A terceira idade mostrada com o devido respeito

Por Luiz Carlos Lacerda* - Especial para o Correio da Manhã

Em estado de graça, Reginaldo Faria vive um idoso com inadaptado ao mundo globalizado e robótico

O cinema brasileiro pouco se dedicou à essa temática do universo da pessoa idosa. "Em Família" (1971), Paulo Porto - que atua e assina a direção - e a veterana Iracema de Alencar desenvolvem o trágico jogo de empurra de filhos do velho casal e a sempre perspectiva do asilo. Prêmio no Festival de Cinema de Moscou, sensibilizou plateias com a alta carga de melancolia e tristeza.
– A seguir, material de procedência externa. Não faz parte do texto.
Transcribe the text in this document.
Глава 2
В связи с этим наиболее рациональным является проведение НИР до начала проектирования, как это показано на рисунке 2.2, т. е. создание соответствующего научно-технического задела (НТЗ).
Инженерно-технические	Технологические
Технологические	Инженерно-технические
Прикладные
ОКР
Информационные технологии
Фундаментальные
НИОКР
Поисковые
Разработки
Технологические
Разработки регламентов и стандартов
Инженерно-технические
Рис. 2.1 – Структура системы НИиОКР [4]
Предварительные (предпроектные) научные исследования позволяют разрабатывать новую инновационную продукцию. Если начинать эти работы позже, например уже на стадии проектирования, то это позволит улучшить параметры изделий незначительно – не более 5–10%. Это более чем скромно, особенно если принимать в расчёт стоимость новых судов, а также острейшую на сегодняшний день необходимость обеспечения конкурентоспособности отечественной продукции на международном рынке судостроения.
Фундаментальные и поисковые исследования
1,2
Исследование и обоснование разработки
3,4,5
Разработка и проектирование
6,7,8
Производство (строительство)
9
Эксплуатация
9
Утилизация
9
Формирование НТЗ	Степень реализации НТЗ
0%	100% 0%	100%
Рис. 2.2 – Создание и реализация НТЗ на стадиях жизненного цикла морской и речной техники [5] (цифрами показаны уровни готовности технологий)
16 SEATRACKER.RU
"Chuvas de Verão" (1978), de Carlos Diegues - entre outros núcleos dramaturgicos - acena para a possibilidade do Amor na terceira idade - com o pioneirismo característico do diretor, especialmente na delicadeza da cena entre os atores Miriam Pires & Joffre Soares, consolidando o Eros que habita em nós eternamente. Destaque para o pioneirismo do filme, anterior ao estadunidense "As Pontes de Madison", de Clint Eastwood, lançado em 1995.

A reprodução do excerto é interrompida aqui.